Extreme Week

The first eleven days of December were all below
average, some well below average.  Since
the middle of the month we have only seen one day below average which occurred
a week ago today.   Because the first
half of the month was so much colder than the second half was warm, the month
will still finish below the long term average for temperatures. 

Big swings in temperatures are common place
in this climate.  You rarely go through
an entire season, be it winter or summer, with temperatures consistently above
or below average, it is usually a mix of the two extremes. 

Current indications would suggest that we are
probably going to see more big swings in temperatures in the near future.  We seem to be headed for a brief cold snap
the next few days quickly followed by what may be a January thaw late in the
week

Blue Snow

I recently received an
email asking why snow appears blue occasionally. White light contains all the
colors of the rainbow ranging from the shorter wavelength color of blue, to the
longer wavelength color of red. When white light passes through ice or snow the
longer wavelength colors, the reds and oranges, are absorbed leaving the shorter
wavelength colors of purple and blue to be transmitted to your eyes.


Normally,
it takes a relatively thick piece of pure ice to absorb enough red light to
leave only the blue light behind (a glacier would be a good example of this).
The reason you can see the effect in snow at fairly shallow depths is because
light is bounced around repeatedly among the snow flakes, losing a little red at
each bounce sometimes giving snow a light bluish hue.

Winter Solstice

At 12:08 AM this morning the sun‘s
direct rays were over the Tropic of Capricorn marking today as the Winter Solstice. I have always enjoyed the two solstices each year. Why you ask? It’s
all because of the sun angle.

Most people think of the winter solstice as the "shortest day of the year" and the summer solstice as the
"longest day of the year" (are they not all 24 hours?), but I think of
the solstices as the highest and lowest sun
angles of the year.

Today at solar
noon (which is never at noon locally because of our position
in the time zone) the sun
will reach its maximum height above the southern horizon at only 19 degrees. With the snow on the ground reflecting what little heat the sun
is giving us this time of year it’s no wonder our weather can get very cold around the
holidays.

Hoar Frost

When warmer and relatively moist air moves into this area during our cold season low clouds and fog usually develop. During this process, the warmer air gradually cools to its dew point, or in other words, the warmer air mixing with the colder air produces a relative humidity of 100%.

Fog, even when temperatures are well below freezing, is usually composed of mostly liquid cloud droplets (supercooled water). When these liquid droplets touch objects below freezing, ice crystals begin to grow on the colder surfaces. The interlocking ice crystals become attached to branches of trees and other objects and slowly grow into hoar frost.

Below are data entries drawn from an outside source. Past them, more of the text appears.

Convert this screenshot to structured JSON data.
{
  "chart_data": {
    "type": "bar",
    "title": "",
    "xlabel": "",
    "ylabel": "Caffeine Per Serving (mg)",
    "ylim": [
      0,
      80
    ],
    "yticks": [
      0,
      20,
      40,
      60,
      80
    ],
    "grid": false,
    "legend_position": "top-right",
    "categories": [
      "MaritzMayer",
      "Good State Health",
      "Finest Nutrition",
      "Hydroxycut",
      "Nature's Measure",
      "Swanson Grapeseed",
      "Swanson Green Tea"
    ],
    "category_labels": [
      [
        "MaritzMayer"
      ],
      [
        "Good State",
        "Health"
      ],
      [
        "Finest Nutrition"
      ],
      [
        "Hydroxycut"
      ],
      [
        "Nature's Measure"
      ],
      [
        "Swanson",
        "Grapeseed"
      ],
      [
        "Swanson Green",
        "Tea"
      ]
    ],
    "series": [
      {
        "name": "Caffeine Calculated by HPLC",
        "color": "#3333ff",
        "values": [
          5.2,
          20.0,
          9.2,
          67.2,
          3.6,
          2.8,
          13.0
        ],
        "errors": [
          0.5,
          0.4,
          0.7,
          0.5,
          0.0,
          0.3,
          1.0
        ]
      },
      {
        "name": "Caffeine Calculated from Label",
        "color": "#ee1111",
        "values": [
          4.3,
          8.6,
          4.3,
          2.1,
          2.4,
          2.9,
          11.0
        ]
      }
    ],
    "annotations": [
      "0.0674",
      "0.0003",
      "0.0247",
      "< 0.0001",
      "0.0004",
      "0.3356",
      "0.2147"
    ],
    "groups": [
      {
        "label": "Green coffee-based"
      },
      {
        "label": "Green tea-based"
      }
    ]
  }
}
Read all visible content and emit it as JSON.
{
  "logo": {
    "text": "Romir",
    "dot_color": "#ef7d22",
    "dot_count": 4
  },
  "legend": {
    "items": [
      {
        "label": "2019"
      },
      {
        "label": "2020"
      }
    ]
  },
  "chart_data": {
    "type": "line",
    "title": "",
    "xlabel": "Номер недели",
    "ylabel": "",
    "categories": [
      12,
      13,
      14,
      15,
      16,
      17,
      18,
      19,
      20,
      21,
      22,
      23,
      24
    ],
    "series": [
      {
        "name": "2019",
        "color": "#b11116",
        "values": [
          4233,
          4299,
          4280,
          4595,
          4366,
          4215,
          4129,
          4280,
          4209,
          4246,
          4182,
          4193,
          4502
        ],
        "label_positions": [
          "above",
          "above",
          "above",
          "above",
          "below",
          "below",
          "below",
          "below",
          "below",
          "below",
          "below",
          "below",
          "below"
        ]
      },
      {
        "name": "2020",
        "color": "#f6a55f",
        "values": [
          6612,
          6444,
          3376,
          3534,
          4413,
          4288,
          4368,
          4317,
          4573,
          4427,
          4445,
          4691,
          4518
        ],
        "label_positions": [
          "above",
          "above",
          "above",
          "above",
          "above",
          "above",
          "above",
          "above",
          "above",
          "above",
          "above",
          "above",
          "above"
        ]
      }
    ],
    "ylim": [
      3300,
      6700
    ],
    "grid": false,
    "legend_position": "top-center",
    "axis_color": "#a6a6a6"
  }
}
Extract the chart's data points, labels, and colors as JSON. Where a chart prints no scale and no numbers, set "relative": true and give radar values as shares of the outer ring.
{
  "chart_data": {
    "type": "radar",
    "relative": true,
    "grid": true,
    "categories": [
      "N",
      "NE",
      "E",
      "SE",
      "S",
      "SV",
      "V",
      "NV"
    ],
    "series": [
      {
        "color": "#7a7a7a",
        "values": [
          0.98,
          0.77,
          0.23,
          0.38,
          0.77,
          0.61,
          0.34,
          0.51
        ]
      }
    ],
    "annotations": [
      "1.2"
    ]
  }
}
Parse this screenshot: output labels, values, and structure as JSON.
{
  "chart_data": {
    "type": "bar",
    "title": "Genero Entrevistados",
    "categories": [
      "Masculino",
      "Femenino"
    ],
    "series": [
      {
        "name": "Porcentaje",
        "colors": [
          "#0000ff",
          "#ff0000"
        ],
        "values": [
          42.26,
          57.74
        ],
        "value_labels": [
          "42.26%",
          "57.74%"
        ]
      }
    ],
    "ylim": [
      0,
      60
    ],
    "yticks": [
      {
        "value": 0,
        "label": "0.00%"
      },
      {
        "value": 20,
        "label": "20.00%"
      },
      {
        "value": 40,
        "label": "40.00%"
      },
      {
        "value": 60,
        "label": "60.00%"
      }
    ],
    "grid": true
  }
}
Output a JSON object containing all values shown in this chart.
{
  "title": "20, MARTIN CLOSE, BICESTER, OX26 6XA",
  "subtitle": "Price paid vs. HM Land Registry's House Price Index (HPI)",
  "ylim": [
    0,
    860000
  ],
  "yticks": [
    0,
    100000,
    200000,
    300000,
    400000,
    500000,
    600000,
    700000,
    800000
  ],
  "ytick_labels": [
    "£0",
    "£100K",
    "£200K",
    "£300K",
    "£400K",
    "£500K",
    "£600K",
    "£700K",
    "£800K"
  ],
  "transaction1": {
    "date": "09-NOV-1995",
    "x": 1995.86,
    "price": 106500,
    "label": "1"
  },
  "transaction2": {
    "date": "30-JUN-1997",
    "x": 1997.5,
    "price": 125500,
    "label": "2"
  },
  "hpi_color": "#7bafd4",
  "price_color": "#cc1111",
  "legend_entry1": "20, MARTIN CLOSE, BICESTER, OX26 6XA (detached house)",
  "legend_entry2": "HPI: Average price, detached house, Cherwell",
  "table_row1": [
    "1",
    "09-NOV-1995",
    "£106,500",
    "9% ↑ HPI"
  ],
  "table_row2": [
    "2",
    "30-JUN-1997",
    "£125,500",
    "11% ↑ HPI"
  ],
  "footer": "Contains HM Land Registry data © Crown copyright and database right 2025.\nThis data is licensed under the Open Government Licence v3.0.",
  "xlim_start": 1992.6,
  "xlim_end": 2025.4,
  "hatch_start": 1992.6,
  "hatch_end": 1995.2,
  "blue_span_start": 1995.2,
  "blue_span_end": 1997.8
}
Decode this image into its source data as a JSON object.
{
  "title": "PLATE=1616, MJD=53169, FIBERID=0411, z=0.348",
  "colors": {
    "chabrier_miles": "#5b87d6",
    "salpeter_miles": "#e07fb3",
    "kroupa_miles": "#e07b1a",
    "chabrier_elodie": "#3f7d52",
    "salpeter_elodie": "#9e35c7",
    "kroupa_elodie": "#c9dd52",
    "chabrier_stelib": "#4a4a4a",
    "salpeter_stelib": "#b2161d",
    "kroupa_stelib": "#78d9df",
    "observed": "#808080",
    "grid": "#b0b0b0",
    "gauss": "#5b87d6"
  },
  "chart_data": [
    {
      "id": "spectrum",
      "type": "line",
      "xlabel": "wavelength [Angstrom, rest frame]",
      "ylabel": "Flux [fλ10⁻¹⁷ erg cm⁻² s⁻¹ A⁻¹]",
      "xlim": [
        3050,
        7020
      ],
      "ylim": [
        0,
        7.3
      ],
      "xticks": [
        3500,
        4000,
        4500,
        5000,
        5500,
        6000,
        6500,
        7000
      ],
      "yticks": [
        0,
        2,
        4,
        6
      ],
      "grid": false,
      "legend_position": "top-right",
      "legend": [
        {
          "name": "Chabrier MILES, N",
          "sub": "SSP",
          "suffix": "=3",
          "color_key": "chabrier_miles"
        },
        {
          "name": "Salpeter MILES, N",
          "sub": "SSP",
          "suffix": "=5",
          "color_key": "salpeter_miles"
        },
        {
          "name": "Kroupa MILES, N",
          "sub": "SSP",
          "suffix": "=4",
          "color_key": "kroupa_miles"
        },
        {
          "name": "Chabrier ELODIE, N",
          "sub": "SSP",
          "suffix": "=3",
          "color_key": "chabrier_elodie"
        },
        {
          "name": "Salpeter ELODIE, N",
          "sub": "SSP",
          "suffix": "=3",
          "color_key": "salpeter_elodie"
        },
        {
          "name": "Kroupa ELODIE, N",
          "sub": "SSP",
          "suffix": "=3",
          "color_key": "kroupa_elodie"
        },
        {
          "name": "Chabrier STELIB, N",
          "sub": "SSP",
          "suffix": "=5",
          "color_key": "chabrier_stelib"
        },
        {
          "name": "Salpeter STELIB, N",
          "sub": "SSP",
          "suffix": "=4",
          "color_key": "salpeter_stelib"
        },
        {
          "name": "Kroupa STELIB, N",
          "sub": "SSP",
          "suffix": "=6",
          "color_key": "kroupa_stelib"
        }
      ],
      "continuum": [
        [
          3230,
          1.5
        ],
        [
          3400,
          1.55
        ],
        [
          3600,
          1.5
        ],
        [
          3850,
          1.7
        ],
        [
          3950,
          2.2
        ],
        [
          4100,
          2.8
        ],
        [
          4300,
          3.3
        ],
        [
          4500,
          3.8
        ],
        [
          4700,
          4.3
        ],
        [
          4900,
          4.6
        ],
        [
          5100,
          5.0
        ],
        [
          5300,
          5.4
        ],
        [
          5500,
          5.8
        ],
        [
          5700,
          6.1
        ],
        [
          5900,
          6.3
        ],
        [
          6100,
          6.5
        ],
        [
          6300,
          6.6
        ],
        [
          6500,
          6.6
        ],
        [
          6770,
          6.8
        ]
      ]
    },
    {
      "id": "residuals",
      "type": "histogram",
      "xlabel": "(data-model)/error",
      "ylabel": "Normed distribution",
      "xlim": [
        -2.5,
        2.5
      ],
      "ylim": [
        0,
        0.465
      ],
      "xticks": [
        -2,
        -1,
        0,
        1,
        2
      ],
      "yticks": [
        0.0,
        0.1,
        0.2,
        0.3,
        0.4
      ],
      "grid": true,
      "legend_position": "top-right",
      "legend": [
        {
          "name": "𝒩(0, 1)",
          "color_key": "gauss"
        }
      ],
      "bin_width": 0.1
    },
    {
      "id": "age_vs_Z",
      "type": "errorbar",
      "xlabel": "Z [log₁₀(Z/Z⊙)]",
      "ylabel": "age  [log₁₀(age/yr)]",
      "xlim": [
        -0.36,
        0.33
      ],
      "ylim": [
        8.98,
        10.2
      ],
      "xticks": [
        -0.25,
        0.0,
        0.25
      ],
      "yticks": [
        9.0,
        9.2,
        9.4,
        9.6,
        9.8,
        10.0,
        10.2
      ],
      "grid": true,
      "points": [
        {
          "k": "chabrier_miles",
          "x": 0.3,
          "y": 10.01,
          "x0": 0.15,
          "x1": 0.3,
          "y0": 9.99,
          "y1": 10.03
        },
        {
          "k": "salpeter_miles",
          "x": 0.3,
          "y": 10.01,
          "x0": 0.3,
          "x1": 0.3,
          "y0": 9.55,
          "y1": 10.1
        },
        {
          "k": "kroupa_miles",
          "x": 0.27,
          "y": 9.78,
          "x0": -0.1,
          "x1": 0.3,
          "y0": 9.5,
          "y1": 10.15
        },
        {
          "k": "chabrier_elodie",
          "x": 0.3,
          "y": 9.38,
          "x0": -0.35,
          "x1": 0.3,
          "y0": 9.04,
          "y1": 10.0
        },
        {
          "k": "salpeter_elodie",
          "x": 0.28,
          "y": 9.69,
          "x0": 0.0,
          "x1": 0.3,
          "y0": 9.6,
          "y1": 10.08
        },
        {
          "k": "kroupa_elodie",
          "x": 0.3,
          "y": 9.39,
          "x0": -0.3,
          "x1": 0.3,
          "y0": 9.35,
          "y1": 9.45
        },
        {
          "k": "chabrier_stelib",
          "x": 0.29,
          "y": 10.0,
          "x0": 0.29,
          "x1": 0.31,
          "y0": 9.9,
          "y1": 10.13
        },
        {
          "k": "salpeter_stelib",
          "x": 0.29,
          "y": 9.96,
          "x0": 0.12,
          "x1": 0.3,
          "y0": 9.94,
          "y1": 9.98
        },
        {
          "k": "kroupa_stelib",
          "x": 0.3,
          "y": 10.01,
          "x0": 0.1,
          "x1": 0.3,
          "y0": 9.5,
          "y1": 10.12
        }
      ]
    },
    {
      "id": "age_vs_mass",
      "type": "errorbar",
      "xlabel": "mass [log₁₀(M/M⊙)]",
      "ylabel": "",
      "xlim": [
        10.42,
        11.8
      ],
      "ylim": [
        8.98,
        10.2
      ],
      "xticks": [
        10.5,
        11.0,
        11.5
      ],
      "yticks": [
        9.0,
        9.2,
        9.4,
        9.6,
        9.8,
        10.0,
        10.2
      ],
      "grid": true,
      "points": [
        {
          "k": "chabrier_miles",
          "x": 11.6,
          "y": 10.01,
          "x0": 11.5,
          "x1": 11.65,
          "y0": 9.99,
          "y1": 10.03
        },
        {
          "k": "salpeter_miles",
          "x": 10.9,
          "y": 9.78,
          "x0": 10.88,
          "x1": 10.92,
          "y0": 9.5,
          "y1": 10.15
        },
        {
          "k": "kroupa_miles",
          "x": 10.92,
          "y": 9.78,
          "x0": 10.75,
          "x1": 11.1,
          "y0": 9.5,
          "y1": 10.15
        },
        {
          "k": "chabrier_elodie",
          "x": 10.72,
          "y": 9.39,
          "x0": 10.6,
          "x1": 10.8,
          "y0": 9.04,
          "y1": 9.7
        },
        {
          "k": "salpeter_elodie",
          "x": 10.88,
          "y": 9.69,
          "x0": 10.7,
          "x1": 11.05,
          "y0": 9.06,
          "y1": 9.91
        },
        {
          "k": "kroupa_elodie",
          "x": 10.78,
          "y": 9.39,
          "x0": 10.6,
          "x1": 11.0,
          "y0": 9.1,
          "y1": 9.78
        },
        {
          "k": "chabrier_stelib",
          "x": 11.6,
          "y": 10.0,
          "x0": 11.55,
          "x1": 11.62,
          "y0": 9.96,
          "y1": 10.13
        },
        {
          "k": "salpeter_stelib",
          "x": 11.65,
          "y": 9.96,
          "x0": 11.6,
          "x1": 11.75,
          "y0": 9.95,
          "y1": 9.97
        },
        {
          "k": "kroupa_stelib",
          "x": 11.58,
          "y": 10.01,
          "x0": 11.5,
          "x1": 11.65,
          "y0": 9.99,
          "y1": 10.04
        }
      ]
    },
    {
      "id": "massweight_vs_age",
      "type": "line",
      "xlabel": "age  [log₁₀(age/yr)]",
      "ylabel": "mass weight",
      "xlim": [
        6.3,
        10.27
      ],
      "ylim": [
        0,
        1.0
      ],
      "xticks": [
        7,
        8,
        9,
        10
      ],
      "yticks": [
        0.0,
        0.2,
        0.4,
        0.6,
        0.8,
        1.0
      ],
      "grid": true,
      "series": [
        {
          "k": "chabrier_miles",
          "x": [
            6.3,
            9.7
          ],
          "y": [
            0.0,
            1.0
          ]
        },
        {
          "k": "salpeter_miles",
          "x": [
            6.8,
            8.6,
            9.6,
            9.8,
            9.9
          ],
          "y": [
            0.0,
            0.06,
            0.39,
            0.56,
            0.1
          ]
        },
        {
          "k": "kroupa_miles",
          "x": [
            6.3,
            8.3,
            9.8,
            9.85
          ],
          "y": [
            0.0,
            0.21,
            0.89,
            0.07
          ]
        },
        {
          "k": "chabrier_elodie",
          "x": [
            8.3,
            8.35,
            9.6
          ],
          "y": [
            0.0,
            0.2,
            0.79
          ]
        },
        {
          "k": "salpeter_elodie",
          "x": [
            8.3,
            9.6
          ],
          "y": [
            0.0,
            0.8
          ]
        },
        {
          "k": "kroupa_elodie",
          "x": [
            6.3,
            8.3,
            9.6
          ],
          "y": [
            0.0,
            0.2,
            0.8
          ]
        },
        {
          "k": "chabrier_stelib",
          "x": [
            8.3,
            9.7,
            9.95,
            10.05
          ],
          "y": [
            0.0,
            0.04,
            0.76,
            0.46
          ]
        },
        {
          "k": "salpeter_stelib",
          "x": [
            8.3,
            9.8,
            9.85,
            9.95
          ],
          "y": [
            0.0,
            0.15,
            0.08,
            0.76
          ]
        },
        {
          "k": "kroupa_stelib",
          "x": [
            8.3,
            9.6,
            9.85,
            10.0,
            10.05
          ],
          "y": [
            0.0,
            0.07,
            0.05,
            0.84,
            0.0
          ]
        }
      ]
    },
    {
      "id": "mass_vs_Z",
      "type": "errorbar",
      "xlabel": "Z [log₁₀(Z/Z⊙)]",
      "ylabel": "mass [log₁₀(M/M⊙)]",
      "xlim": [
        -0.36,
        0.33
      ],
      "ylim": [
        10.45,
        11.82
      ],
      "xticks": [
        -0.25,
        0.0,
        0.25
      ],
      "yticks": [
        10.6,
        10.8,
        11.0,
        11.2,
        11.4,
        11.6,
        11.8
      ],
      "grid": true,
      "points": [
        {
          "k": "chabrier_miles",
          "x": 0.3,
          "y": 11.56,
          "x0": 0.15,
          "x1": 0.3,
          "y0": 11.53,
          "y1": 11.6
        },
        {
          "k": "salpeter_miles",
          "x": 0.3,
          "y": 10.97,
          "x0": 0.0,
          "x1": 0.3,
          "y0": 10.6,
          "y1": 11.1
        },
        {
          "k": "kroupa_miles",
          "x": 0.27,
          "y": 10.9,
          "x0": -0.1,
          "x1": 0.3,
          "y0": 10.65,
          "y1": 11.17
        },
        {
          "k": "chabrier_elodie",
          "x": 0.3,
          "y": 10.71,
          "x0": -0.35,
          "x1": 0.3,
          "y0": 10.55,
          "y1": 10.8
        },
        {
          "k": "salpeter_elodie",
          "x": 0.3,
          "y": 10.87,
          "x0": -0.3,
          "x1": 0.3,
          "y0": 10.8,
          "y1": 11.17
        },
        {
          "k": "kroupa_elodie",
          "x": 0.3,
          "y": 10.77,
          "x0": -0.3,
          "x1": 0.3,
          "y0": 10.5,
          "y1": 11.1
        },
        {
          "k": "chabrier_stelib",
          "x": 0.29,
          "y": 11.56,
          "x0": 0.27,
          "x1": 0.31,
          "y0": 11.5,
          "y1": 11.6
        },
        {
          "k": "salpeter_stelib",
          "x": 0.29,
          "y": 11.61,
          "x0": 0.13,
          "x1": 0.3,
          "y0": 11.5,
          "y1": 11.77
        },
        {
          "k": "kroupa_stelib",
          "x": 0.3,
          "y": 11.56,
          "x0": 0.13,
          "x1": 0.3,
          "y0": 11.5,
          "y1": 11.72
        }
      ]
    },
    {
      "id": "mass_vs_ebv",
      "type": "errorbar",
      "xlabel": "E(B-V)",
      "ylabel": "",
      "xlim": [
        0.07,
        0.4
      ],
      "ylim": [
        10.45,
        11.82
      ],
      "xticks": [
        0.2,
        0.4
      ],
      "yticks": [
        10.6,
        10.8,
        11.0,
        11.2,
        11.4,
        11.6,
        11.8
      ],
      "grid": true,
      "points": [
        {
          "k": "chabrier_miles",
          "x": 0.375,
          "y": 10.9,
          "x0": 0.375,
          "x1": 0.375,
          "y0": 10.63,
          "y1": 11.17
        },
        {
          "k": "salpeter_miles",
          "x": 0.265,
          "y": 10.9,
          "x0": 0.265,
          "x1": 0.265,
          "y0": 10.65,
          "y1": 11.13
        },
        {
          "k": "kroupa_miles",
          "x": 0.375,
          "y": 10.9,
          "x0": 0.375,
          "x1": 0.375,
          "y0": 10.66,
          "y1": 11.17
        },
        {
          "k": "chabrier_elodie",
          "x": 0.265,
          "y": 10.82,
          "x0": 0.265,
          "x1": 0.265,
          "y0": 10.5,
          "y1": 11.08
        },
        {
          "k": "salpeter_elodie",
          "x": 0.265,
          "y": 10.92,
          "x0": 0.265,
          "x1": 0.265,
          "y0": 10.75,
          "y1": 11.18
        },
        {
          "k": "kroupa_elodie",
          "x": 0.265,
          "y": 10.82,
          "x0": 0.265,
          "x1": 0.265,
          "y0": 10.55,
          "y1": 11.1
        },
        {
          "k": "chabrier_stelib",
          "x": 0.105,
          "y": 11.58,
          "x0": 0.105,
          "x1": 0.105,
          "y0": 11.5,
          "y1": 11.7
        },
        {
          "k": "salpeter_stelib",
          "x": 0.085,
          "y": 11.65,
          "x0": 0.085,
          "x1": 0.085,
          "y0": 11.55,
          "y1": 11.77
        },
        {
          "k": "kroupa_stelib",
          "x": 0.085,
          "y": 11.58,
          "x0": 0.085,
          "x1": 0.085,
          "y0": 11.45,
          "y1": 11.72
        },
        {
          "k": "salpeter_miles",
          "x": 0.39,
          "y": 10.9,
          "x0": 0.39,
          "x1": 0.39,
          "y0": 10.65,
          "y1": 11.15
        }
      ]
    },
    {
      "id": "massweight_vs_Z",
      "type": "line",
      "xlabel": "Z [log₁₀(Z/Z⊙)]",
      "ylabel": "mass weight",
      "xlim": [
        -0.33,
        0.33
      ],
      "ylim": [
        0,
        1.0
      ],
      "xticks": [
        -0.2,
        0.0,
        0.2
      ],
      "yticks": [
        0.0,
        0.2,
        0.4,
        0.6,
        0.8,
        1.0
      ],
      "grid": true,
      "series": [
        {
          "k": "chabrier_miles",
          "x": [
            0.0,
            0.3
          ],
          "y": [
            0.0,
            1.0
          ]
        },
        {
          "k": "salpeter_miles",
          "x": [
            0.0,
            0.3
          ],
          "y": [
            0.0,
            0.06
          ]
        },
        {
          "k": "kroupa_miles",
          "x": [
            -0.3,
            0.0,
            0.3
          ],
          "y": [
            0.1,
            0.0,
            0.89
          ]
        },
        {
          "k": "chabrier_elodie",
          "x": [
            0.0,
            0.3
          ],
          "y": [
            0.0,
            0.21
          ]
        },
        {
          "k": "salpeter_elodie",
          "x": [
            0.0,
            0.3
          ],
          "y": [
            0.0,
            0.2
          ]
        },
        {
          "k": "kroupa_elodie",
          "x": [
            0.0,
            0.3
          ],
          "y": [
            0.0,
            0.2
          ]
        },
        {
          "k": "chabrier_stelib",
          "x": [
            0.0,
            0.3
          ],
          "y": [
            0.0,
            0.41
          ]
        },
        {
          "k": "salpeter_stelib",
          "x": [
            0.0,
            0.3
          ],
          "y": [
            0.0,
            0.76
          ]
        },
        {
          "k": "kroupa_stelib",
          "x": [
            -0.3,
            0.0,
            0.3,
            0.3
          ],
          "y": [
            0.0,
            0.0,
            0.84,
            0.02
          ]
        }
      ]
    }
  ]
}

This crystal growth turns trees and any other object that is exposed to these supercooled water droplets white, giving the landscape that classic "winter wonderland" look.

Abundant Snow

After receiving a bit more than a foot of snow in the past week some of you are probably already tired of the snow.  If it makes you feel any better we are not the only ones getting snow.  Some parts of the Twin Cities have also received around one foot this week. 

Montreal, Quebec reported 12 inches of snow from the same system that moved through this area last Saturday.  Portland, Maine received nearly 9 inches earlier this week with many reports of 12 to 18 inches falling in northern Maine. 

There is now snow on the ground along and north of a line from Bismarck to Sioux Falls to Des Moines through Chicago.  Plus, most of the interior sections of New England also have a snow cover. 

So in other words, we are not the only ones with sore backs from shoveling.